Treasury 10-Year Yields Rise from 4-Month Low on Risk Appetite

NEW YORK (Bloomberg News) —

Treasury 10-year notes fell Tuesday for the first time in four days as investors sought higher-yielding assets amid a recovery in gold and equities, damping the refuge appeal of government debt.

Benchmark yields climbed from the lowest level since December amid bets the 17-basis-point decline this month through Monday was excessive. Treasury volatility fell on Tuesday to the lowest since December. The securities remained lower after new-home construction in the U.S. jumped more than forecast in March and the cost of living declined. Federal Reserve Board Vice Chairman Janet Yellen said she favors holding the benchmark interest rate “lower for longer.”

“We’re being driven by external markets, notably what’s going on in equities,” said Ian Lyngen, a government-bond strategist at CRT Capital Group in Stamford, Conn. “It’s created a reluctance to buy the Treasury market in a bit of a risk-on move.”

The U.S. 10-year yield rose four basis points, or 0.04 percentage point, to 1.72 percent, after falling to 1.67 percent Monday, the lowest level since Dec. 12. The 2 percent note due February 2023 dropped 3/8, or $3.75 per $1,000 face amount, to 102 1/2, according to Bloomberg Bond Trader prices.

The 10-year yield traded below its 200-day moving average of 1.74 percent for a third straight day. Moving averages are indicators of momentum.

Treasury volatility, as measured by the Bank of America Merrill Lynch MOVE index, was 51.93 basis points, the lowest level since Dec. 11. The gauge, which tracks the outlook for swings in U.S. government-debt rates, has averaged 63.8 basis points in the past year.

The Fed’s Yellen cautioned that some bond-market investors may be paying too much for higher yields.
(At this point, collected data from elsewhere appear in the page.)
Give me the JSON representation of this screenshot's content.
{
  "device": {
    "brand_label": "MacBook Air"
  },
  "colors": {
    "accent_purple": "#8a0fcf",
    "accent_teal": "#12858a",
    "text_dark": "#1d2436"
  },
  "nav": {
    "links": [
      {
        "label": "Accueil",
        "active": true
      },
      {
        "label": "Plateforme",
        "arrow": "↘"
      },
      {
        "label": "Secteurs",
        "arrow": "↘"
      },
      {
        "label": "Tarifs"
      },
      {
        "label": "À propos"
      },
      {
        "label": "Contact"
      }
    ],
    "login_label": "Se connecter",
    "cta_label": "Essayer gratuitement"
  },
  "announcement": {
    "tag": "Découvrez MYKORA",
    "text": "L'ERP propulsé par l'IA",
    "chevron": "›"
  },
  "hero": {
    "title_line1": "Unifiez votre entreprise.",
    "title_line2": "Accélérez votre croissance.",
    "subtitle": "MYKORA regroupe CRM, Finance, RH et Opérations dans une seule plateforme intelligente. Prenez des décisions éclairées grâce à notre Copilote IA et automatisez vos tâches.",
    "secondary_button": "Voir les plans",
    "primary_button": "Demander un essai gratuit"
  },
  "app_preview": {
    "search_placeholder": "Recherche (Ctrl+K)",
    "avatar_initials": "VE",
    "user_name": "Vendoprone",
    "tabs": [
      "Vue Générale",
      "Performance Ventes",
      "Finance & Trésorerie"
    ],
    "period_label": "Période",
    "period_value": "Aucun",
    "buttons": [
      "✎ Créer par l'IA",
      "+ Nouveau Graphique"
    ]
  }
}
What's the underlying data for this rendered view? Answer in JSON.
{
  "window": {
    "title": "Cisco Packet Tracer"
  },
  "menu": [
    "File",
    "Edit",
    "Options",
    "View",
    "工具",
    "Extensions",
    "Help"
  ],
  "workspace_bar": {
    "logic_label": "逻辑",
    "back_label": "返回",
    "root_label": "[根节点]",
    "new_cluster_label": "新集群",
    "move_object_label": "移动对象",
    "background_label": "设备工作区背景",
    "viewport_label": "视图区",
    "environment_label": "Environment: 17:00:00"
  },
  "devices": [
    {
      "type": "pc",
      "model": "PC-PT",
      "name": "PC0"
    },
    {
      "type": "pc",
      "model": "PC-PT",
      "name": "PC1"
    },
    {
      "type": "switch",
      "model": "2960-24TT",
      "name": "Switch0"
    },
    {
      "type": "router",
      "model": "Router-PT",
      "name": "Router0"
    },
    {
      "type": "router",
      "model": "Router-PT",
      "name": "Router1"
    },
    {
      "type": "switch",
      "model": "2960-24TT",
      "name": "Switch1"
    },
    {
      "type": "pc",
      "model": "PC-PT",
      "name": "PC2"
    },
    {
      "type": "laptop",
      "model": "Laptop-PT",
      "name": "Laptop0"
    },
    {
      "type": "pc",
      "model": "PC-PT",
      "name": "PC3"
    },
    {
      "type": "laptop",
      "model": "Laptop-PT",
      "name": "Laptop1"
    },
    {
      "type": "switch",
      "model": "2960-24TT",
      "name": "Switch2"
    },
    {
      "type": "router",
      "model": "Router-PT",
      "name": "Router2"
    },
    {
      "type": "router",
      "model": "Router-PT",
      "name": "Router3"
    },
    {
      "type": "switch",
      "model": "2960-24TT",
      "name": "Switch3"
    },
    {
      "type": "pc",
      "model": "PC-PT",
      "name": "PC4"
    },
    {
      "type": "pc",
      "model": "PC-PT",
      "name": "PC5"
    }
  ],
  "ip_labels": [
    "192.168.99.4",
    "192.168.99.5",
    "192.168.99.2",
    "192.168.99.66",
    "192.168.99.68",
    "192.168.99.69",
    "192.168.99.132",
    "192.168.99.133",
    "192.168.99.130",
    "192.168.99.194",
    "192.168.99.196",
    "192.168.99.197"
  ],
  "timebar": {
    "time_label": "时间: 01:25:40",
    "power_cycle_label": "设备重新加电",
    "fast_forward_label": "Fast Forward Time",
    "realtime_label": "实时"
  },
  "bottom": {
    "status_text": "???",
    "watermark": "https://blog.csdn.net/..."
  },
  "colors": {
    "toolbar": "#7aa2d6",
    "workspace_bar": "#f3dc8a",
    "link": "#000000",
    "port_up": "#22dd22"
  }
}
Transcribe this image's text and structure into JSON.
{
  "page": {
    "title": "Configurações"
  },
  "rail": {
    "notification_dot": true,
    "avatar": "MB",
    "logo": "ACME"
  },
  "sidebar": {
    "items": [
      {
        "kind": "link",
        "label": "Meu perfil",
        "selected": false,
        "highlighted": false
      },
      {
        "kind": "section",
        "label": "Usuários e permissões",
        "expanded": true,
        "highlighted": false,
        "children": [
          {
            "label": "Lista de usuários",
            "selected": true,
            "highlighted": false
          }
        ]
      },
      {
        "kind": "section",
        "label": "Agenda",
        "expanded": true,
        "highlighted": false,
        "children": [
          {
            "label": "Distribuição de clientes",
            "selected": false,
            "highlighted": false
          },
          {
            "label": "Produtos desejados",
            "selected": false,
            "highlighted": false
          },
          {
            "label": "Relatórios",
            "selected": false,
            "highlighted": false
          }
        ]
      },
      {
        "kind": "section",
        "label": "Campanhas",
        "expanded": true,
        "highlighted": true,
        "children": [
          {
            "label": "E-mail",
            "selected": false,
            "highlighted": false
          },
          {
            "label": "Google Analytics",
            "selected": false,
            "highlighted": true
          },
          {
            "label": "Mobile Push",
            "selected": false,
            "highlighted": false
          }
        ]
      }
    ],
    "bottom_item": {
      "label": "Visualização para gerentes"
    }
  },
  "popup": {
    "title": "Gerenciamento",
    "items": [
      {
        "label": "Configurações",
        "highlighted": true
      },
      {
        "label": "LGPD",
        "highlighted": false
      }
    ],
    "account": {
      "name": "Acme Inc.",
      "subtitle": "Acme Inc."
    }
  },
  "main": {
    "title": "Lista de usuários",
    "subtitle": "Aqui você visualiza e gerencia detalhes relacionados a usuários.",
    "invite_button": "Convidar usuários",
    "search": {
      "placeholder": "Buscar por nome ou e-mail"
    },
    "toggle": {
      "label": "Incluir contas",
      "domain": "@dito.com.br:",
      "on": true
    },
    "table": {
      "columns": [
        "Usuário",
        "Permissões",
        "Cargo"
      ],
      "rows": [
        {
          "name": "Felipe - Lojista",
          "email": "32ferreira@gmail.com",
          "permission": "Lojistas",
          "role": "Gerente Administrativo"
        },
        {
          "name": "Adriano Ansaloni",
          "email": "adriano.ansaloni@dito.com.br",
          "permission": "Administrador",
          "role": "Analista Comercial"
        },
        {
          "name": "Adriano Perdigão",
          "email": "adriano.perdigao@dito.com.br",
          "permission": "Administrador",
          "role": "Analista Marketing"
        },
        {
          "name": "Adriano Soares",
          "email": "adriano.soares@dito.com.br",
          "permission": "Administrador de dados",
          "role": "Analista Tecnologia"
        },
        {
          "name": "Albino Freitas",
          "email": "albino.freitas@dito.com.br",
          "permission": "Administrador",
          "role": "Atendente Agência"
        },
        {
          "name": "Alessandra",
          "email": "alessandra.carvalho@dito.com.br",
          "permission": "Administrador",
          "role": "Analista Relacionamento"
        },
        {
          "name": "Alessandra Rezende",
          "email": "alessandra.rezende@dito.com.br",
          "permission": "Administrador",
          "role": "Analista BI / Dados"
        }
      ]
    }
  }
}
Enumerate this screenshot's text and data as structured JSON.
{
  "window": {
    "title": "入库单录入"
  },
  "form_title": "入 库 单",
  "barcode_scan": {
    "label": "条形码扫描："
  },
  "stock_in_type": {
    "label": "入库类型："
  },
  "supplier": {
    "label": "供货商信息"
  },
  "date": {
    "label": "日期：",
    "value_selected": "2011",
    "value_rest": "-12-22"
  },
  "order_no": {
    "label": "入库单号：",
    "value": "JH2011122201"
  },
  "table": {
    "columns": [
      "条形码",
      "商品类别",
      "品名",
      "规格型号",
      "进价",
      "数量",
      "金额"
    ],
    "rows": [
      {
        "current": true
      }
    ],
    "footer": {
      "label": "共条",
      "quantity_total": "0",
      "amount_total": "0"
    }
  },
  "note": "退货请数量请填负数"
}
The central bank’s low-rate policies are intended “to promote a return to prudent risk-taking” in credit markets, she said Tuesday in remarks prepared for an International Monetary Fund discussion panel on monetary policy. “Obviously, risk-taking can go too far.”

The central bank has left its funds target rate at zero to 0.25 percent since December 2008.

Fed Bank of Chicago President Charles Evans said in a speech in Chicago that he is “optimistic” about U.S. growth in 2013 and next year, adding that the economy still needs record monetary stimulus.

“I would not be surprised if we end up doing this until late 2013, ultimately ending the program in 2014,” he said, referring to the Fed’s program of purchasing $85 billion in government securities each month.

Fed Bank of New York President William Dudley said the risk was low that inflation could exceed the central bank’s 2 percent target. “Underlying measures of inflation are subdued,” Dudley said Tuesday in prepared remarks for a speech in Staten Island, New York.

Gold for immediate delivery jumped 1.5 percent to $1,367.89 an ounce after tumbling 9.1 percent yesterday, the biggest decline since 1983. The Standard & Poor’s 500 index gained 1.4 percent after a 2.3 percent plunge Monday, the most since Nov. 7.

“We rallied on the fear trade yesterday and there was no follow-through,” said Thomas Roth, senior Treasury trader in New York at Mitsubishi UFJ Securities USA. “We’re chopping around at the top end of the range.”

Resistance is at 1.67-to-1.7 percent, where sell orders may be clustered, while the support of buy orders is at 1.8 to 1.82 percent, Roth said.

The difference between yields on 10-year notes and similar-maturity Treasury Inflation Protected Securities, a gauge of inflation expectations known as the break-even rate, shrank to as little as 2.40 percentage points Tuesday, the narrowest since Nov. 29.

The consumer-price index dropped 0.2 percent after a 0.7 percent jump in February, the Labor Department said Tuesday in Washington. The median forecast in a Bloomberg survey called for no change. The core measure, which excludes volatile food and energy costs, rose 0.1 percent, less than forecast.

The Fed’s five-year, five-year forward break-even rate fell to 2.69 percent last week, the lowest since before the central bank said in December that it would buy $45 billion of Treasurys a month on top of the $40 billion of mortgages it was already purchasing.

“The most significant long-term indicator has been the drop-down in CPI — on the margin, it makes Treasurys a little more attractive,” said Guy LeBas, chief fixed-income strategist at Janney Montgomery Scott in Philadelphia.

TIPS have returned 0.4 percent this year through Monday, according to Bank of America Merrill Lynch indices. Conventional Treasurys returned 0.7 percent.